Less than two months ago the U.S. Senate confirmed Kevin Martin to head up the Federal Communications Commission and already the chairman is laying the ground work for a major battle when a new Congress returns in January.
Only two weeks after his Senate confirmation, Martin directed the FCC’s General Counsel to consider whether Commissioner Robert McDowell could violate his ethics agreement to participate in the determination of BellSouth Corp.’s merger with AT&T Inc. McDowell worked as counsel for a trade association of telecommunications companies with an interest in the AT&T/Bell South deal. McDowell agreed not to participate in any proceeding regarding that deal for at least a year because to do so would violate longstanding canons of legal ethics regarding conflicts of interest.
We should have no doubt Martin understands that McDowell would vote alongside his Republican colleagues to approve a deal which the Bush Justice Department is already under attack for allowing. That Martin put the Bell South/AT&T merger in play so soon after his confirmation and a week before the 109th Congress would close its doors was no coincidence.
U.S. Senate Commerce Committee member Sen. Daniel Inouye of Hawaii, who will chair the committee when the 110th Congress convenes in January, called for a delay in the FCC’s approval of the merger so his committee could review it. Inouye said that waiving the ethics agreement and allowing McDowell to vote would derail negotiations over concessions necessary to preserve competition. What’s more, both James Sensenbrenner (R-WI), the outgoing chairman of the House Judiciary Committee, and the incoming chairman Rep. John Conyers (D-NY) expressed strong reservations about the deal.

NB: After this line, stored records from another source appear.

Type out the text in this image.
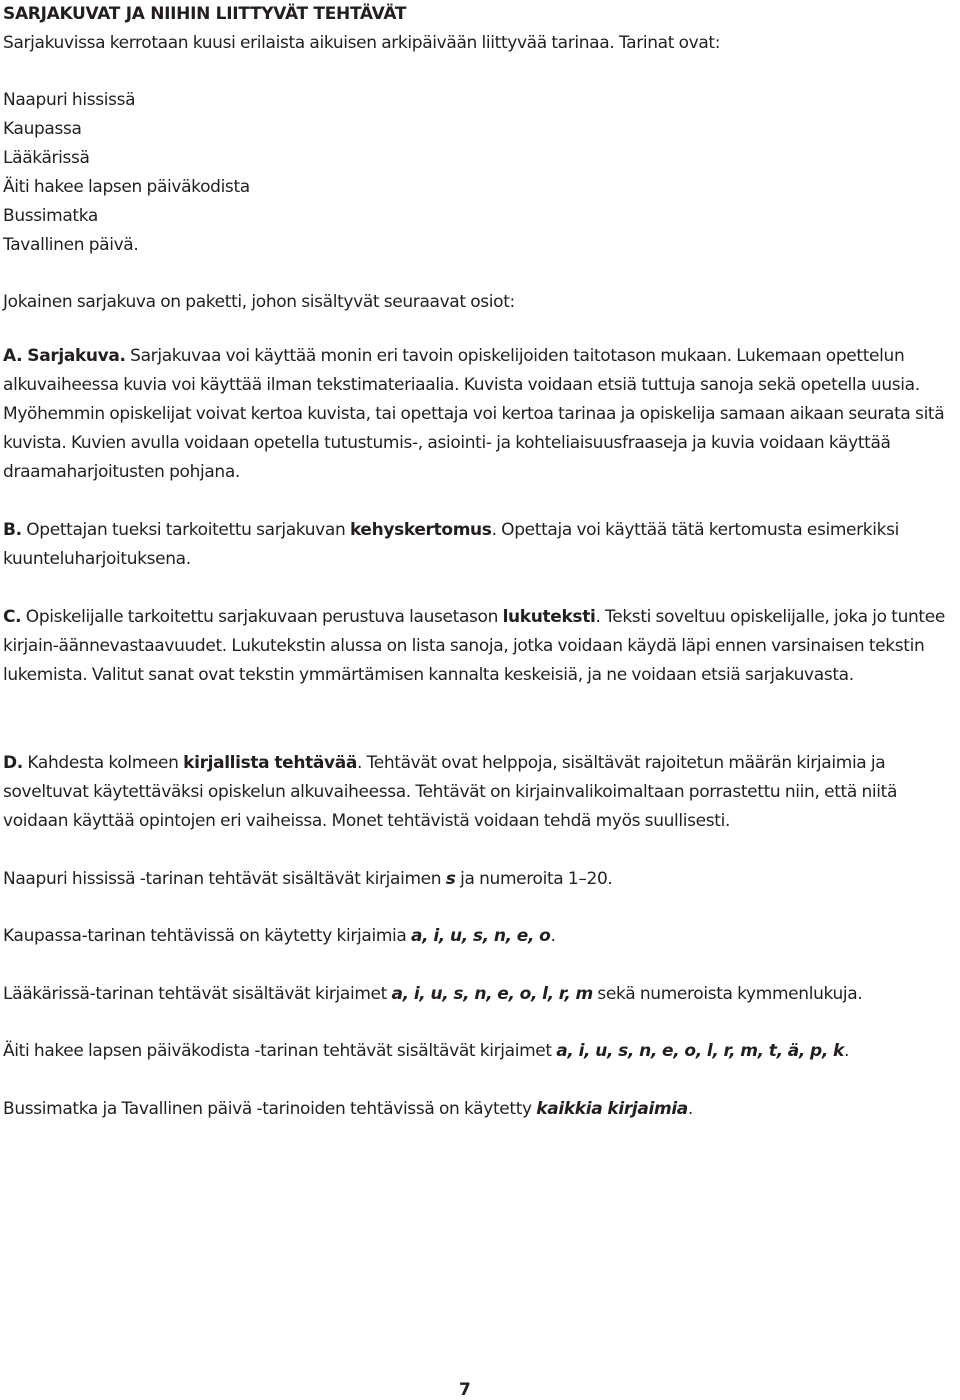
SARJAKUVAT JA NIIHIN LIITTYVÄT TEHTÄVÄT
Sarjakuvissa kerrotaan kuusi erilaista aikuisen arkipäivään liittyvää tarinaa. Tarinat ovat:
Naapuri hississä
Kaupassa
Lääkärissä
Äiti hakee lapsen päiväkodista
Bussimatka
Tavallinen päivä.
Jokainen sarjakuva on paketti, johon sisältyvät seuraavat osiot:

A. Sarjakuva. Sarjakuvaa voi käyttää monin eri tavoin opiskelijoiden taitotason mukaan. Lukemaan opettelun alkuvaiheessa kuvia voi käyttää ilman tekstimateriaalia. Kuvista voidaan etsiä tuttuja sanoja sekä opetella uusia. Myöhemmin opiskelijat voivat kertoa kuvista, tai opettaja voi kertoa tarinaa ja opiskelija samaan aikaan seurata sitä kuvista. Kuvien avulla voidaan opetella tutustumis-, asiointi- ja kohteliaisuusfraaseja ja kuvia voidaan käyttää draamaharjoitusten pohjana.

B. Opettajan tueksi tarkoitettu sarjakuvan kehyskertomus. Opettaja voi käyttää tätä kertomusta esimerkiksi kuunteluharjoituksena.

C. Opiskelijalle tarkoitettu sarjakuvaan perustuva lausetason lukuteksti. Teksti soveltuu opiskelijalle, joka jo tuntee kirjain-äännevastaavuudet. Lukutekstin alussa on lista sanoja, jotka voidaan käydä läpi ennen varsinaisen tekstin lukemista. Valitut sanat ovat tekstin ymmärtämisen kannalta keskeisiä, ja ne voidaan etsiä sarjakuvasta.

D. Kahdesta kolmeen kirjallista tehtävää. Tehtävät ovat helppoja, sisältävät rajoitetun määrän kirjaimia ja soveltuvat käytettäväksi opiskelun alkuvaiheessa. Tehtävät on kirjainvalikoimaltaan porrastettu niin, että niitä voidaan käyttää opintojen eri vaiheissa. Monet tehtävistä voidaan tehdä myös suullisesti.

Naapuri hississä -tarinan tehtävät sisältävät kirjaimen s ja numeroita 1–20.
Kaupassa-tarinan tehtävissä on käytetty kirjaimia a, i, u, s, n, e, o.
Lääkärissä-tarinan tehtävät sisältävät kirjaimet a, i, u, s, n, e, o, l, r, m sekä numeroista kymmenlukuja.
Äiti hakee lapsen päiväkodista -tarinan tehtävät sisältävät kirjaimet a, i, u, s, n, e, o, l, r, m, t, ä, p, k.
Bussimatka ja Tavallinen päivä -tarinoiden tehtävissä on käytetty kaikkia kirjaimia.
7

But while traveling in an entourage with President Bush in Vietnam last month, AT&T senior vice president Chris Rooney expressed confidence that the deal would be approved without having to give up additional concessions. “We have great optimism in what we are doing with the FCC,” he told Information Week.
On December 18, however, Commissioner McDowell declined to ruin his legal reputation. He said he’d abide by his ethics agreement. That leaves the FCC deadlocked over whether to approve the AT&T-Bell South deal since two of the remaining four members of the commission are Democrats who oppose the merger.
Martin did not get his way on the merger, but he wasn’t done. Two days later, Martin demonstrated anew that Mr. Rooney’s optimism is not misplaced.
In a highly suspect maneuver, Martin and the other Republican on the commission, Deborah Taylor Tate—this time with McDowell in tow—decided to rewrite video franchising rules to give AT&T what it had not able to get through two years of lobbying Congress. Based on the unsupported allegations of telecommunications operators AT&T and Verizon, the Republican commissioners found that local governments were being too tough in their negotiations with these Baby Bells.
The FCC then ordered the following remedies: Local authorities must make a decision on whether to let the Baby Bells provide video service in a community within 90 days; “Unreasonable” build-out requirements will not be allowed; and the telecommunications companies can withhold payment or services it decides are beyond five percent.
Martin, of course, claims that the new FCC regulations remove local “regulatory barriers.” But as FCC commissioner Jonathan Adelstein argued after voting against the new rules, the FCC order seems more like legislation than the careful balanced fact finding required of expert administrative agencies. The FCC’s assertions of “drawn-out local negotiations with no time limits” and “unreasonable build-out requirements” are simply not supported by the record, said the Democratic commissioner.
The outrage of local authorities was swift. “We are confounded by today’s decision by the Federal Communications Commission that would systematically block the ability of local governments to protect their citizens, local assets and revenues,” said Don Borut, Executive Director, National League of Cities. “It is not in the best interest of America’s taxpaying public; it is not in the best interest of our citizens who own the public rights of way; it is not in the best interest of the widest number of consumers, who, depending on where they live or how much they are willing to spend, may be shut out from the most up-to-date technology by companies seeking to service only the most well-to-do neighborhoods. The cities and towns represented by NLC have urged fairness in the effort to reform telecommunications policy. That did not happen today.”
Local officials are anticipating court challenges if the FCC acts on its new rules. But that doesn’t seem to trouble Martin and his Republican FCC colleagues since they seem as intent on running roughshod over local elected officials as they are on ignoring intense Congressional interest in these issues.
Rep. John Dingell (D-MI), who will exercise considerable oversight of the FCC in the new Congress, has already issued Martin a veiled warning. “It would be extremely inappropriate for the Federal Communications Commission to take action that would exceed the agency’s authority and usurp congressional prerogative to reform the cable television and local franchising process,” said the incoming chairman of the House Energy and Commerce Committee. Dingell has asked Martin to provide “statutory and legal citations” for the new Order and expects a response by January 3.
Whether Martin and the Baby Bells will succeed in slipping through any of these last-minute-of-the-year changes is extremely doubtful. What is not in dispute is that 2007 will bring new fireworks and much needed oversight to an FCC chairman determined to deliver on behalf of the giant telephone companies.